You might be familiar with the concept of the middleman. If you’ve ever shopped for insurance, chances are you’ve encountered an insurance broker. Buying your clothes at a retail store instead of directly from the manufacturer also involves a middleman. When you’re shopping for a mortgage, a mortgage broker acts as a middleman, too, pairing you up with mortgage lenders. Usually, buying direct saves you money, whether you’re in the market for insurance, clothes or a home. Don’t let excessive mortgage broker fees eat into your savings or keep you from buying.
Wholesale vs. retail
Just as a retailer pays a much lower price for a piece of clothing than you pay for it at a store, a mortgage broker typically gets a much lower price for a home loan than what he or she passes on to you. The broker sees the wholesale cost of the loan and then tacks on fees before presenting you with the retail price.
Good faith estimate
When you apply for a loan, the lender or broker will give you a good faith estimate of the fees you can expect to pay, which include the mortgage broker fees, origination fees and any other costs on top of the monthly mortgage payment and insurance, notes the Consumer Financial Protection Bureau. Some of the fees might change by the time you close on the loan, while others are fixed. Receiving a good faith estimate from a broker gives you the insight to avoid being charged way too much.

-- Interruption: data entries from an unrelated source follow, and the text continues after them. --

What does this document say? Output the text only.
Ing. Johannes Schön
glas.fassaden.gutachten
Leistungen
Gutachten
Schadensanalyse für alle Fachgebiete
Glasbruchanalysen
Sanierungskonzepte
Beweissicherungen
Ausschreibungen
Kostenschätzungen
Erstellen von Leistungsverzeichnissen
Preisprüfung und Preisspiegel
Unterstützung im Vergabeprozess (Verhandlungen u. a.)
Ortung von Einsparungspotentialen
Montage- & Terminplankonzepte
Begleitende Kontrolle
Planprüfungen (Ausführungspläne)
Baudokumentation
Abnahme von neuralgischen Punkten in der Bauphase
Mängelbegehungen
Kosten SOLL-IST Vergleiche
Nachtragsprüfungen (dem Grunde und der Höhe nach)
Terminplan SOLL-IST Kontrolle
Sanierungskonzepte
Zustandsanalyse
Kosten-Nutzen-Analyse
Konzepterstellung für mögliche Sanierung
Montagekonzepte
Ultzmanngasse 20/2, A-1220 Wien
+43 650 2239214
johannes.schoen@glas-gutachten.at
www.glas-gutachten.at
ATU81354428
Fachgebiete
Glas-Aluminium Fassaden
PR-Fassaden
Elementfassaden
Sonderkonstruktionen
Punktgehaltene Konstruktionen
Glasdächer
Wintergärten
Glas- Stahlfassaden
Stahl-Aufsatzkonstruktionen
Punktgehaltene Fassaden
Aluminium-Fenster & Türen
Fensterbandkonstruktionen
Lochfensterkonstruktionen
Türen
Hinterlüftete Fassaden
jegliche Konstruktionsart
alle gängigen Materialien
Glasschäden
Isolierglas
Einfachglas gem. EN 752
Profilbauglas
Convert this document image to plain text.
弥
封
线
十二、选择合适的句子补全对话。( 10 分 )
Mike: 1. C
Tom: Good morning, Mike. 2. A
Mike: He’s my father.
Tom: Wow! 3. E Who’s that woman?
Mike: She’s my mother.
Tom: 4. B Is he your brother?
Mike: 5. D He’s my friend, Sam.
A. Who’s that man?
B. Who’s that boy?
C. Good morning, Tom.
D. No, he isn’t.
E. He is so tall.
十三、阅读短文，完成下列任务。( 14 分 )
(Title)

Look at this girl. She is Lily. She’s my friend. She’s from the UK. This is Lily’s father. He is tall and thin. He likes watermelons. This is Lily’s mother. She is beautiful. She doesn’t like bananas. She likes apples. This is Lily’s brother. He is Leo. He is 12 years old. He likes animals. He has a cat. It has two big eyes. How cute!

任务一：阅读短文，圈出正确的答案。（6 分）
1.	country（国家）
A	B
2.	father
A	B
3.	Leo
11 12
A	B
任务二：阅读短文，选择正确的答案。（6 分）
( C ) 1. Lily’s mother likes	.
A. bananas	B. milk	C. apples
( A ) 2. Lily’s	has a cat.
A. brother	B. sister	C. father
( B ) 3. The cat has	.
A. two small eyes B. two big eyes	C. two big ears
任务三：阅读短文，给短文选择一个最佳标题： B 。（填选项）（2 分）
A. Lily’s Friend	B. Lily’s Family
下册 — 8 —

Review the fees on the estimate carefully and ask the broker about anything that stands out or seems very high. A broker might be willing to negotiate with you and lower the amount of certain fees — such as the broker fee, courier fees and administrative fees — so that she doesn’t lose your business.
Remember: You aren’t obligated to move forward with the mortgage at this point; you can decide not to work with a lender or broker if the fees are higher than average. In Atlanta, and the rest of Georgia, the average broker, originator and lender fees were more than $1,000, according to Bankrate’s 2014 Closing Costs Survey.
Skipping the fees
If you’re interested in skipping closing costs altogether, you might consider working with a lender that offers no closing costs loans. Instead of paying up front, you pay a slightly higher interest rate, and depending on your plans, it can save you money immediately and in the future.
It pays to be a savvy shopper when looking for a mortgage. A broker can take the hassle out of comparison shopping, as she will do the work for you, but the higher fees you pay might not be worth the benefit. The best way to avoid excessive broker fees or high closing costs is to work directly with a mortgage lender. No matter what you decide, just make sure that high broker’s fees don’t eat into your home buying dreams.